REFLEXION

6EME SOMMET ALGERO-ESPAGNOL : Dynamiser les relations algéro-espagnoles

Le premier ministre algérien est en visite en Espagne pour dynamiser les relations algéro-espagnoles tant dans le domaine économique que sécuritaires : quel bilan et quelles perspectives ?
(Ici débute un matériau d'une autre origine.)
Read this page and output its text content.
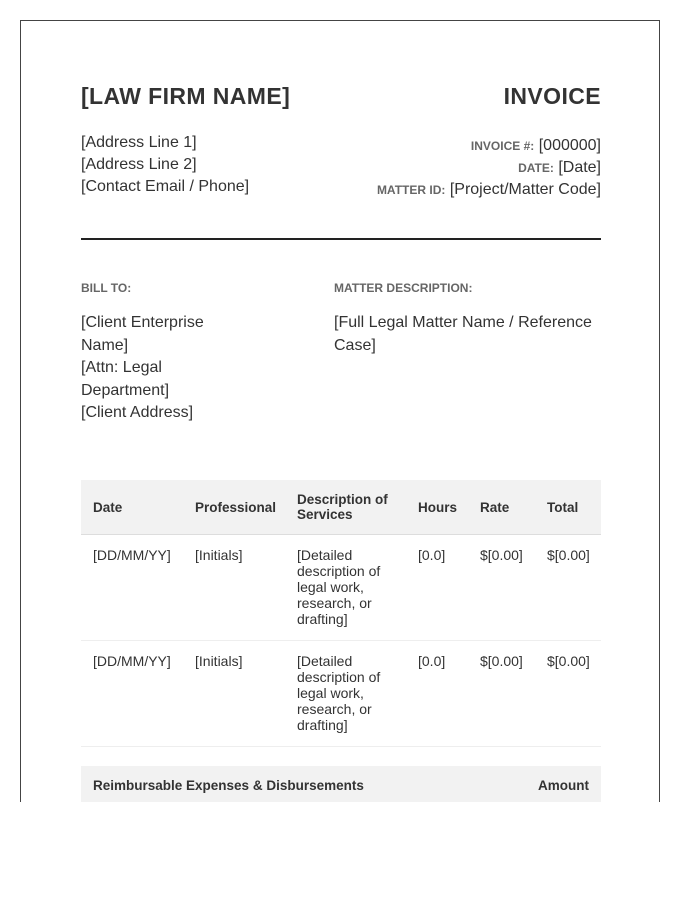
[LAW FIRM NAME]	INVOICE
[Address Line 1]
[Address Line 2]
[Contact Email / Phone]
INVOICE #: [000000]
DATE: [Date]
MATTER ID: [Project/Matter Code]
BILL TO:	MATTER DESCRIPTION:
[Client Enterprise Name]
[Attn: Legal Department]
[Client Address]
[Full Legal Matter Name / Reference Case]
Date	Professional	Description of Services	Hours	Rate	Total
[DD/MM/YY]	[Initials]	[Detailed description of legal work, research, or drafting]	[0.0]	$[0.00]	$[0.00]
[DD/MM/YY]	[Initials]	[Detailed description of legal work, research, or drafting]	[0.0]	$[0.00]	$[0.00]
Reimbursable Expenses & Disbursements	Amount
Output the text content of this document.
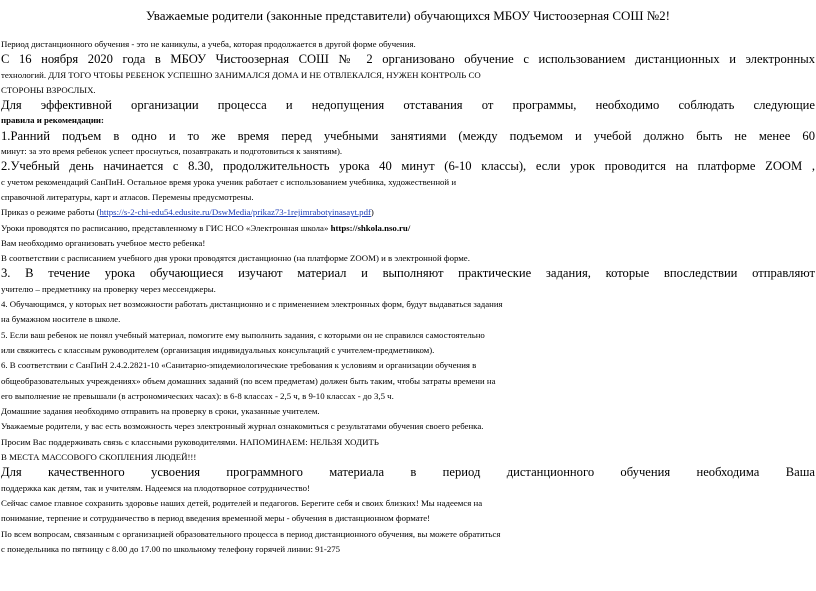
Уважаемые родители (законные представители) обучающихся МБОУ Чистоозерная СОШ №2!
Период дистанционного обучения - это не каникулы, а учеба, которая продолжается в другой форме обучения.
С 16 ноября 2020 года в МБОУ Чистоозерная СОШ № 2 организовано обучение с использованием дистанционных и электронных
технологий. ДЛЯ ТОГО ЧТОБЫ РЕБЕНОК УСПЕШНО ЗАНИМАЛСЯ ДОМА И НЕ ОТВЛЕКАЛСЯ, НУЖЕН КОНТРОЛЬ СО
СТОРОНЫ ВЗРОСЛЫХ.
Для эффективной организации процесса и недопущения отставания от программы, необходимо соблюдать следующие
правила и рекомендации:
1.Ранний подъем в одно и то же время перед учебными занятиями (между подъемом и учебой должно быть не менее 60
минут: за это время ребенок успеет проснуться, позавтракать и подготовиться к занятиям).
2.Учебный день начинается с 8.30, продолжительность урока 40 минут (6-10 классы), если урок проводится на платформе ZOOM ,
с учетом рекомендаций СанПиН. Остальное время урока ученик работает с использованием учебника, художественной и
справочной литературы, карт и атласов. Перемены предусмотрены.
Приказ о режиме работы (https://s-2-chi-edu54.edusite.ru/DswMedia/prikaz73-1rejimrabotyinasayt.pdf)
Уроки проводятся по расписанию, представленному в ГИС НСО «Электронная школа» https://shkola.nso.ru/
Вам необходимо организовать учебное место ребенка!
В соответствии с расписанием учебного дня уроки проводятся дистанционно (на платформе ZOOM) и в электронной форме.
3. В течение урока обучающиеся изучают материал и выполняют практические задания, которые впоследствии отправляют
учителю – предметнику на проверку через мессенджеры.
4. Обучающимся, у которых нет возможности работать дистанционно и с применением электронных форм, будут выдаваться задания
на бумажном носителе в школе.
5. Если ваш ребенок не понял учебный материал, помогите ему выполнить задания, с которыми он не справился самостоятельно
или свяжитесь с классным руководителем (организация индивидуальных консультаций с учителем-предметником).
6. В соответствии с СанПиН 2.4.2.2821-10 «Санитарно-эпидемиологические требования к условиям и организации обучения в
общеобразовательных учреждениях» объем домашних заданий (по всем предметам) должен быть таким, чтобы затраты времени на
его выполнение не превышали (в астрономических часах): в 6-8 классах - 2,5 ч, в 9-10 классах - до 3,5 ч.
Домашние задания необходимо отправить на проверку в сроки, указанные учителем.
Уважаемые родители, у вас есть возможность через электронный журнал ознакомиться с результатами обучения своего ребенка.
Просим Вас поддерживать связь с классными руководителями. НАПОМИНАЕМ: НЕЛЬЗЯ ХОДИТЬ
В МЕСТА МАССОВОГО СКОПЛЕНИЯ ЛЮДЕЙ!!!
Для качественного усвоения программного материала в период дистанционного обучения необходима Ваша
поддержка как детям, так и учителям. Надеемся на плодотворное сотрудничество!
Сейчас самое главное сохранить здоровье наших детей, родителей и педагогов. Берегите себя и своих близких! Мы надеемся на
понимание, терпение и сотрудничество в период введения временной меры - обучения в дистанционном формате!
По всем вопросам, связанным с организацией образовательного процесса в период дистанционного обучения, вы можете обратиться
с понедельника по пятницу с 8.00 до 17.00 по школьному телефону горячей линии: 91-275
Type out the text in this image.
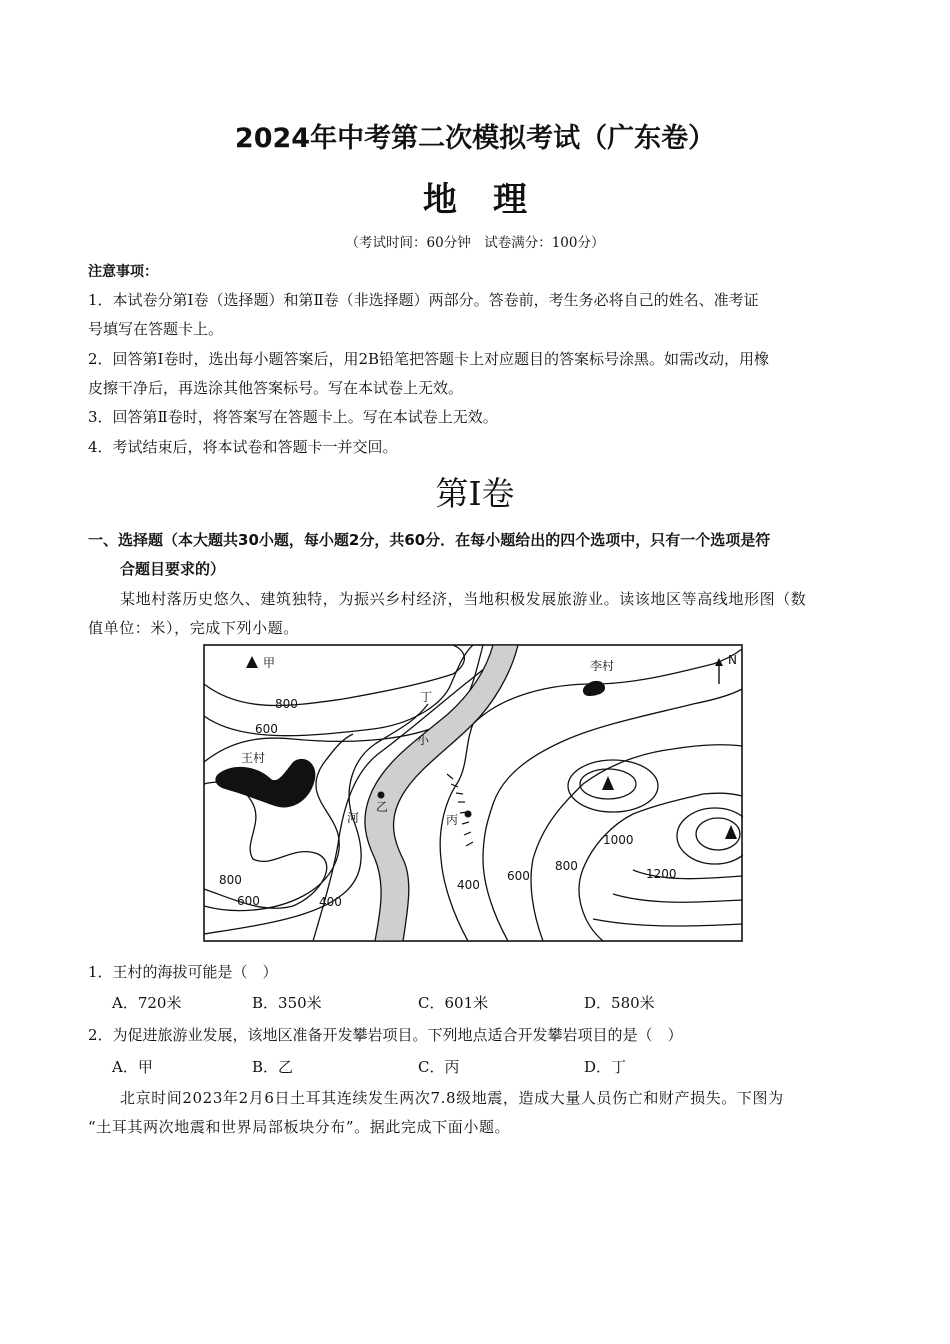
2024年中考第二次模拟考试（广东卷）
地理
（考试时间：60分钟　试卷满分：100分）
注意事项：
1．本试卷分第Ⅰ卷（选择题）和第Ⅱ卷（非选择题）两部分。答卷前，考生务必将自己的姓名、准考证
号填写在答题卡上。
2．回答第Ⅰ卷时，选出每小题答案后，用2B铅笔把答题卡上对应题目的答案标号涂黑。如需改动，用橡
皮擦干净后，再选涂其他答案标号。写在本试卷上无效。
3．回答第Ⅱ卷时，将答案写在答题卡上。写在本试卷上无效。
4．考试结束后，将本试卷和答题卡一并交回。
第Ⅰ卷
一、选择题（本大题共30小题，每小题2分，共60分．在每小题给出的四个选项中，只有一个选项是符
合题目要求的）
某地村落历史悠久、建筑独特，为振兴乡村经济，当地积极发展旅游业。读该地区等高线地形图（数
值单位：米），完成下列小题。
甲	李村	N
丁
小
王村
乙
河	丙
800
600
800
600	400
400
600
800
1000
1200
1．王村的海拔可能是（　）
A．720米	B．350米	C．601米	D．580米
2．为促进旅游业发展，该地区准备开发攀岩项目。下列地点适合开发攀岩项目的是（　）
A．甲	B．乙	C．丙	D．丁
北京时间2023年2月6日土耳其连续发生两次7.8级地震，造成大量人员伤亡和财产损失。下图为
“土耳其两次地震和世界局部板块分布”。据此完成下面小题。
1.-Selon les sources officielles, le L 6ème sommet sera sanctionné par la signature de 9 accords, dans divers domaines, notamment la Jeunesse, l’Agriculture, le Développement rural et l’Elevage, la Pêche et l’Aquaculture, l’Enseignement supérieur, l’Education, la Santé, le Transport et les Archives. Il est le prolongement   de  la réunion de la 5ème réunion, tenue à Alger, le 10 janvier 2013, qui avait été sanctionnée par la signature d’accords et de mémorandums relatifs à la coopération industrielle et la promotion du partenariat, la coopération énergétique, la facilitation d’attribution de visas et la coopération culturelle. Les exportations de gaz tant   GNL qu’en GN par canalisation avoisinent  selon le Financial Times 25 milliards de mètres cubes gazeux contre une capacité de 57 milliards  soit une sous-utilisation  de près de 50% (baisse de la demande ou  manque de gaz du fait  de la forte consommation intérieure). En 2014, 445 entreprises et opérateurs économiques espagnols ont été recensés sur le marché algérien, contre 176, en 2009.  2.-De  4 milliards de dollars en 2004, les exportations algériennes  vers l’Espagne  ont été  9,5 milliards de dollars en 2014  contre 10,1 en 2013. L’Algérie, est le premier fournisseur de l’Espagne en gaz naturel pour 2014, ayant  couvert 55,2% des besoins espagnols en partie grâce au  MEDGAZ d’une capacité   de 8 milliards  de mètres cubes gazeux.  Les exportations  vers l’Espagne représentent 15% des exportations algériennes.  Les importations   ont été  de 5,03  en 2014  contre 5,1 milliards  de dollars en  2013  donnant un échange  global  de  14,5  milliards   de dollars  pour 2014. De janvier  à mai 2015 les exportations algériennes ont été  de 2,5 milliards de dollars  en 2014 contre 3,9 occasionnant une perte  d’environ  1,4 milliard de dollars  pour l’Algérie. L’Espagne du fait de la crise, s’approvisionnant  auprès d’autres concurrents sur le marché spot,   a fortement  baissé sa demande. Le prix du gaz étant indexé sur celui  du pétrole qui a connu une forte baisse de près de 50% depuis début 2014, l’Espagne  a  demandé une révision  de la baisse des prix du gaz algérien ce qui se répercute sur les entrées de Sonatrach, idem pour les Italiens qui sont actuellement en négociation avec SONATRACH. Espérons une dynamisation des relations algéro-espagnoles fondées sur un partenariat gagnant gagnant, l’Algérie ayant surtout besoin d'une accumulation technologique   et managériale.